One can’t help but imagine what residents of the upper east side of Manhattan think every year in May when the massive white tent assembles on Randall’s Island. Surely thousands can see it from their apartments. And a veritable circus takes place under its temporary roof. This week’s fair (the third in New York) saw top galleries from around the world show off their finest artists and artworks. Here are a few notable selections from the event that flew under the radar, beneath the bling:
Bortolami brought several still lifes by Jutta Koether that used bright pink, purple, and orange tones.
It may not be ‘under the radar’ but Hauser & Wirth’s booth deserved credit nonetheless for its thoughtfully curated mini-exhibition ‘On The Fabric of The Human Body’ featuring work by Rita Ackermann, Louise Bourgeois, Isa Genzken, and Paul McCarthy. All works dealt with the artist as an explorer of human anatomy. The works alternated between red and blue – signifiers of oxygenated and venous blood, respectively. Isa Genzken’s Untitled (2012) hides the non-flesh of a mannequin, provocatively draped in a blue cape.
Sculpture highlights included Gaston Lachaise’s Torso with Arms Raised (1935) at Cheim & Read, adding a bit of pre-war talent to the contemporary bling.
Luhring Augustine occupied one of the large, eye-catching corner booths at the tent’s busy junctures, but one of their stronger works was tucked out of sight: Albert Oehlen’s Untitled (1996) is a mixed media printout created with computer graphics tools in a purposely untutored, glitch aesthetic.

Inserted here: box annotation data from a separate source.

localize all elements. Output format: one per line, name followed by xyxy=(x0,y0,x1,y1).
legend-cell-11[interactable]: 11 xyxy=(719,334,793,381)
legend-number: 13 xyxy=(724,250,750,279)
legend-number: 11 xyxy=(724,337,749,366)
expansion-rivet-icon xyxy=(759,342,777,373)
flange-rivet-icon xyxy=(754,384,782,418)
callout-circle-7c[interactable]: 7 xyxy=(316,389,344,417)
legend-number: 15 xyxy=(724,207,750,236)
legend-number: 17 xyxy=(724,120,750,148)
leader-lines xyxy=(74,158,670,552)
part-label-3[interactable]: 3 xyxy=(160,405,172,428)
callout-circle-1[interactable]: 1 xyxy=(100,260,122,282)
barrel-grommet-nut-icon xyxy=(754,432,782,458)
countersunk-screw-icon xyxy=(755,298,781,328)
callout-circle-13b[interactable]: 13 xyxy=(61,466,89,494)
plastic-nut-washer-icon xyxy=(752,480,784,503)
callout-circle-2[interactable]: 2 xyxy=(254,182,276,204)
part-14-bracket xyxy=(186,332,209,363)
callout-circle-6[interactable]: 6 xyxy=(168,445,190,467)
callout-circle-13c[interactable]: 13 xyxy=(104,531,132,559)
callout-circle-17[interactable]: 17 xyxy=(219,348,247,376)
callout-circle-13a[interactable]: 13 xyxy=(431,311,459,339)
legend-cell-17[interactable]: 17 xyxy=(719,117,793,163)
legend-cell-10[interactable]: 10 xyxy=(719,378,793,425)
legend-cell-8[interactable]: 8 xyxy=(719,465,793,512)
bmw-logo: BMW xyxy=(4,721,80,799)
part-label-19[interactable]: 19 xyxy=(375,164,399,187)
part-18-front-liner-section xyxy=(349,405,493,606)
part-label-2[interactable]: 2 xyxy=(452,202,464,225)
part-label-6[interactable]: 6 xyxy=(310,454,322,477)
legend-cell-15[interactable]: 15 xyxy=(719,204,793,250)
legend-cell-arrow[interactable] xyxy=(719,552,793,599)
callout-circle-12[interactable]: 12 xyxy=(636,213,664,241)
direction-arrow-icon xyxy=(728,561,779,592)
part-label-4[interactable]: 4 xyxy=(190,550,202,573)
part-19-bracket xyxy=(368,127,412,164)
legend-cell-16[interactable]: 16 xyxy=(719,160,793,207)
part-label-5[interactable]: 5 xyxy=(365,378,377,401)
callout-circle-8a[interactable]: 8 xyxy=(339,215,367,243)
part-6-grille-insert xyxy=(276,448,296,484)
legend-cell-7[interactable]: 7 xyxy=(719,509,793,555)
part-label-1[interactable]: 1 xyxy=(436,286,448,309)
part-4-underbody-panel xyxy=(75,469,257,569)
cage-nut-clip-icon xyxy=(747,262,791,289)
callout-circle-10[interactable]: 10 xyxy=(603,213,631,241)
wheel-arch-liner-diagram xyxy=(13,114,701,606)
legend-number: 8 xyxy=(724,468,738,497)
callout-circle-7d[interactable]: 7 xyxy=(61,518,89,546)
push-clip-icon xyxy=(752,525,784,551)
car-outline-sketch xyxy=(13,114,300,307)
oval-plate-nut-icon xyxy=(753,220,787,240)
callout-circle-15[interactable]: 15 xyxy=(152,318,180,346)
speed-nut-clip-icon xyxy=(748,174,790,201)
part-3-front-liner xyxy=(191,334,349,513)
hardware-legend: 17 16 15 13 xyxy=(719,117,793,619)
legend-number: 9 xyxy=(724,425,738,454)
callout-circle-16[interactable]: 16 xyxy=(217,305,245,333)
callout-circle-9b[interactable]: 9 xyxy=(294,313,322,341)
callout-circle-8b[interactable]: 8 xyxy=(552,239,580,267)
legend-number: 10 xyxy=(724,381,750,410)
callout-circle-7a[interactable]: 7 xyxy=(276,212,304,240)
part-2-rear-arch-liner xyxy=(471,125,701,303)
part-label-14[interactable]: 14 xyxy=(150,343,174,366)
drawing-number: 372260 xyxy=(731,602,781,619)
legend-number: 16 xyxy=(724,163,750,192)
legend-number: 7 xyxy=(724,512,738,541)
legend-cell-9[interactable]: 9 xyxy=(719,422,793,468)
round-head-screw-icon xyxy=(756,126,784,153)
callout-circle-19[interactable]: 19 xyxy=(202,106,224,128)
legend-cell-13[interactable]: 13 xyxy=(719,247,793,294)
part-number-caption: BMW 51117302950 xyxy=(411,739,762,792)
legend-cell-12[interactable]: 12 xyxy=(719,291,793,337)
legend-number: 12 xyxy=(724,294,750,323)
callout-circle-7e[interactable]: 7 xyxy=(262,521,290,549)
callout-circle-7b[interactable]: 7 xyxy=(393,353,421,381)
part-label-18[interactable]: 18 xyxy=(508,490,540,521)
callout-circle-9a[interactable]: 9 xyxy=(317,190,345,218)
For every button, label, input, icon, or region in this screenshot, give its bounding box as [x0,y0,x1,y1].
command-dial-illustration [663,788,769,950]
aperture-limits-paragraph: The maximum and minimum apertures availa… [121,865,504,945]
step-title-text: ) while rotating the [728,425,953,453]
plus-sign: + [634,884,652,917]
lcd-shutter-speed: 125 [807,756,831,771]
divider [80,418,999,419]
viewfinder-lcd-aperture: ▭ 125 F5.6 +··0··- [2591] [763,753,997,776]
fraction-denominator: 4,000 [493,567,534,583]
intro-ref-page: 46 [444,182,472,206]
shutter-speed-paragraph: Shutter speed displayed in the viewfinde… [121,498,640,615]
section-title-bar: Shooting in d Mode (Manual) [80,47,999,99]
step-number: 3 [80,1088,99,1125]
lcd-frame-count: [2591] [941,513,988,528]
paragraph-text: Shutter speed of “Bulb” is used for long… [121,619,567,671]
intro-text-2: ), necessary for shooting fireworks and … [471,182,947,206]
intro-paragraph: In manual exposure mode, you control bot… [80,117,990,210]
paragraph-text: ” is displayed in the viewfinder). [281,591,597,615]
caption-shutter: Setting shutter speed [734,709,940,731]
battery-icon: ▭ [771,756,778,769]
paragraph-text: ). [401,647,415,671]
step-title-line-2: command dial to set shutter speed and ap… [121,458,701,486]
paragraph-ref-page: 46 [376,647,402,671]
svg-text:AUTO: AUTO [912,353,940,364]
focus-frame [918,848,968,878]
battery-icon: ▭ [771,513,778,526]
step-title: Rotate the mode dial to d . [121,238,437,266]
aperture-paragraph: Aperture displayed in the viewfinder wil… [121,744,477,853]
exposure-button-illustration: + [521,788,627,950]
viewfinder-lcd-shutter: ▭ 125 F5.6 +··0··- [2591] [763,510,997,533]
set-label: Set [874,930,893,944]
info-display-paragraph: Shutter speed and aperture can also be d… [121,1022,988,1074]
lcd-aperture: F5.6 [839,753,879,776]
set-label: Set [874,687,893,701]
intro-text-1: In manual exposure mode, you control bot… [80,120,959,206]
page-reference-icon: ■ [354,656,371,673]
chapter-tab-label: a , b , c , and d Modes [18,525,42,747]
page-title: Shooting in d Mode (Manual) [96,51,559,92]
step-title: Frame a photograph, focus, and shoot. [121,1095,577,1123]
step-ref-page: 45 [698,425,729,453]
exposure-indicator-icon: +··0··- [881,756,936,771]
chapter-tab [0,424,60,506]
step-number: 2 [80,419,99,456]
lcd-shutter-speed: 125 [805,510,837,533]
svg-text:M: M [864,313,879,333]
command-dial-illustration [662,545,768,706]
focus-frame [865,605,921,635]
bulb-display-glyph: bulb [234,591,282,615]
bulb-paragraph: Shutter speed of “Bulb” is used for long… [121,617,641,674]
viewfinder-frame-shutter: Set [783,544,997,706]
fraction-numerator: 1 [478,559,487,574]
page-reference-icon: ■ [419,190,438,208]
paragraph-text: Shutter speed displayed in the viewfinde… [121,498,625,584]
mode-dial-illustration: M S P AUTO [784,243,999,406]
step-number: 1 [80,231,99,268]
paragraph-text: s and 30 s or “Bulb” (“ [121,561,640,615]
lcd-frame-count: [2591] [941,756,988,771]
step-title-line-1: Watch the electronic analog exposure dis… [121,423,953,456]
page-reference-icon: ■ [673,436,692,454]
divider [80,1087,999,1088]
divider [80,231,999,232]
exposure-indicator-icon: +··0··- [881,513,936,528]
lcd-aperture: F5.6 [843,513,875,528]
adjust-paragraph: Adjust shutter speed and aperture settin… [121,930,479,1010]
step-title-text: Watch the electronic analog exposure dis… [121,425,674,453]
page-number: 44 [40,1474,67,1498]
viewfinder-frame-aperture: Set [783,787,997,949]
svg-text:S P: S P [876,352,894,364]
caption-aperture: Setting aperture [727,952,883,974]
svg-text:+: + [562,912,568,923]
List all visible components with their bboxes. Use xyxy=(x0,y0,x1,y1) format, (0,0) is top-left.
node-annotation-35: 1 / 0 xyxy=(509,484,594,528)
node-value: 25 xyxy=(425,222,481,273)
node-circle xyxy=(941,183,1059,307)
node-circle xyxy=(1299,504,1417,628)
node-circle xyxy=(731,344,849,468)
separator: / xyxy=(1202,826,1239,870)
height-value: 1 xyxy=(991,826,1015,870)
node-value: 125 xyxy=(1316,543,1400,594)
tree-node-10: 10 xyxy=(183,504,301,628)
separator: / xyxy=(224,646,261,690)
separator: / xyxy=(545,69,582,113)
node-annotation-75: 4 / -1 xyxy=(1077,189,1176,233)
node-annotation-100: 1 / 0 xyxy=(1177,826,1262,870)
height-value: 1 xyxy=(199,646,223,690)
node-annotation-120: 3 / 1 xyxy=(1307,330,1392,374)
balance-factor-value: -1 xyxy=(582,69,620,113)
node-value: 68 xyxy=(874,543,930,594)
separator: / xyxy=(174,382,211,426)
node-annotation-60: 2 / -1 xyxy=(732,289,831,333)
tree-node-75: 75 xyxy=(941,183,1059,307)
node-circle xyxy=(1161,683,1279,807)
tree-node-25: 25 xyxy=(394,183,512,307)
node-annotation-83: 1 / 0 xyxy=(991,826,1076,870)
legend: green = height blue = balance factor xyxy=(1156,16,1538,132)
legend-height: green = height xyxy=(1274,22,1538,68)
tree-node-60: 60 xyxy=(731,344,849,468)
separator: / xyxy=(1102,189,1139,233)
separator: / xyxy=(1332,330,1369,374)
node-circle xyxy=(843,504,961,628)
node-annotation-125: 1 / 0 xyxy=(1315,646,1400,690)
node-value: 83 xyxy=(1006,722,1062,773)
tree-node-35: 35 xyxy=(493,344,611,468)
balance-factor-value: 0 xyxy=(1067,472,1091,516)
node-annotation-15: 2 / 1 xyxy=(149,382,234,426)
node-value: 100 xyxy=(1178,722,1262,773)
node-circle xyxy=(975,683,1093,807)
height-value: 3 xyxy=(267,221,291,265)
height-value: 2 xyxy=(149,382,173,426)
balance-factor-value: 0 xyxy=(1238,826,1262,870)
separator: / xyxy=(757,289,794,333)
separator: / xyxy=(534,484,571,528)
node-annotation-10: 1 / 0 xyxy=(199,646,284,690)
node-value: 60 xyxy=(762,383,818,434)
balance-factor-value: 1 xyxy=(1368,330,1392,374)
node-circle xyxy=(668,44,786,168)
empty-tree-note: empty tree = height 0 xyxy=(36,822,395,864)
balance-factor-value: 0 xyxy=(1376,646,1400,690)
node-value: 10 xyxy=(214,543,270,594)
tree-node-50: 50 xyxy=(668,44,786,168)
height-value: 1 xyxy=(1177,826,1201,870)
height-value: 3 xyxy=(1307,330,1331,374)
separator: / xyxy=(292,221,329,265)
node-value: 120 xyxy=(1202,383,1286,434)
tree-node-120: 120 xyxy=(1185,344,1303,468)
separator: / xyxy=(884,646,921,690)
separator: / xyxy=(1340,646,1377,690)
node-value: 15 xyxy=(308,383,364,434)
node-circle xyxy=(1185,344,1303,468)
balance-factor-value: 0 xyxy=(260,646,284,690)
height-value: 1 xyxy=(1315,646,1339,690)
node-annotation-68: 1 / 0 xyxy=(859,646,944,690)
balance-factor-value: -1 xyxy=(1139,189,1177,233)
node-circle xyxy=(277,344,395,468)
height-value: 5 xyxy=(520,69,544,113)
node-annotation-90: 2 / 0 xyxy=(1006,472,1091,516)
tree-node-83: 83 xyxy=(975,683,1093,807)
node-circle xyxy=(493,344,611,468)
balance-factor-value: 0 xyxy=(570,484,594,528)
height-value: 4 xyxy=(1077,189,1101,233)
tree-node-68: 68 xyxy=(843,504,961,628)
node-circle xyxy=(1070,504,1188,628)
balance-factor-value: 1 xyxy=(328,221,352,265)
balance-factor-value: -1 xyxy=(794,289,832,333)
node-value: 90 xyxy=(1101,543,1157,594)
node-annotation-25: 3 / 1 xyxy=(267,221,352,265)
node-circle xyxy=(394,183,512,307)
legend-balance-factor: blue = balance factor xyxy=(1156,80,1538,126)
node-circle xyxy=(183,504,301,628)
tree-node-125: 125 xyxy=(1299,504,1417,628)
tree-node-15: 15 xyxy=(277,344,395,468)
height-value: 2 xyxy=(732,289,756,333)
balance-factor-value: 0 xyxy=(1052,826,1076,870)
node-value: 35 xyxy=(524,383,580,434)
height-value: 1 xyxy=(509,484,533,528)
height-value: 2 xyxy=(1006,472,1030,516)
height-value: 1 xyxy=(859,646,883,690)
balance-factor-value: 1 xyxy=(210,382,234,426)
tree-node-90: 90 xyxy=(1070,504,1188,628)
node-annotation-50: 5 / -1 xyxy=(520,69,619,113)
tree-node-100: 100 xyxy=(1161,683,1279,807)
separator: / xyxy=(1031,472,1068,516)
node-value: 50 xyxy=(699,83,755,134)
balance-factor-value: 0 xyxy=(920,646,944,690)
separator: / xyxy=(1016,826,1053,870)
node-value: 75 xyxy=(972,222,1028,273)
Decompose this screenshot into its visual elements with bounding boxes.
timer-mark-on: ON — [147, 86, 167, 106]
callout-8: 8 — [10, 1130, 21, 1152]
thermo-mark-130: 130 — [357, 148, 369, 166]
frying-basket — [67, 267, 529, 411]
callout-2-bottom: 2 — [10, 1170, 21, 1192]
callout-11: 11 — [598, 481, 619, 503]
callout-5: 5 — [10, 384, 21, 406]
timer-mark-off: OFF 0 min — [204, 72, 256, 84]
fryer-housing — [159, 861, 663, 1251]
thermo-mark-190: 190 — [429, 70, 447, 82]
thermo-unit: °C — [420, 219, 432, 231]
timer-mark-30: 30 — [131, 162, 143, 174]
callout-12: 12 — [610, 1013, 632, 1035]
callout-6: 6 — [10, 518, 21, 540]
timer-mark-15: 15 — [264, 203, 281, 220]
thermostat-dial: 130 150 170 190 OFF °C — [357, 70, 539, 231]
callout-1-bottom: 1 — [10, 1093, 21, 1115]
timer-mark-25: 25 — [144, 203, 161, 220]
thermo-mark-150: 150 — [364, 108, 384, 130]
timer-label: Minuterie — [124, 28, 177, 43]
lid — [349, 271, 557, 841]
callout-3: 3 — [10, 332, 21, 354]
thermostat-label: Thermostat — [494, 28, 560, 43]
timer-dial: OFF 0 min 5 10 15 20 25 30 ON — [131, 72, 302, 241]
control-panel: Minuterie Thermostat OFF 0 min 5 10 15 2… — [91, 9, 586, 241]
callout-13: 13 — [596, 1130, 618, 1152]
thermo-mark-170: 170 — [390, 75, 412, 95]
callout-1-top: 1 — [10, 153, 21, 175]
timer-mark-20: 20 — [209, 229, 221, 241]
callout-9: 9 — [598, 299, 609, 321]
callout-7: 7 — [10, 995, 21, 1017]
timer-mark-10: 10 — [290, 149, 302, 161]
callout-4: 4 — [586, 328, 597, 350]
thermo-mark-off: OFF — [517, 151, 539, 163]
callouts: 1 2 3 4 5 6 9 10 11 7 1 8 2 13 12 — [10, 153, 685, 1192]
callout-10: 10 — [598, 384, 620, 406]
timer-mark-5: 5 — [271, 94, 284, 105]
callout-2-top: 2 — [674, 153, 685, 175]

Casa Triângulo installed Yuri Firmeza’s Ruin Project, a series of photographs of ruins in his native Brazil. They depict Alcântara, which in the 19th century experienced a building boom in anticipation of a visit from Emperor Dom Pedro II, who never arrived. Firmeza aligns these ruin images with three-dimensional models of contemporary Brazilian structures and renderings of imagined ruins, helping us think through questions of urban progress.
Galerie Rodolphe Janssen presented a solo project by Davide Balula consisting of functioning Wi-Fi sculptures – the round antennae are hooked up to routers emitting signal. These works stood in front of a wall of the artist’s burnt wood panels and their paler, printed mirror images. The works function together: if the god Prometheus gave us fire, today we worship the provider of Wi-Fi.
Frieze New York was at Randall’s Island Park, Manhattan, from 9–12 May.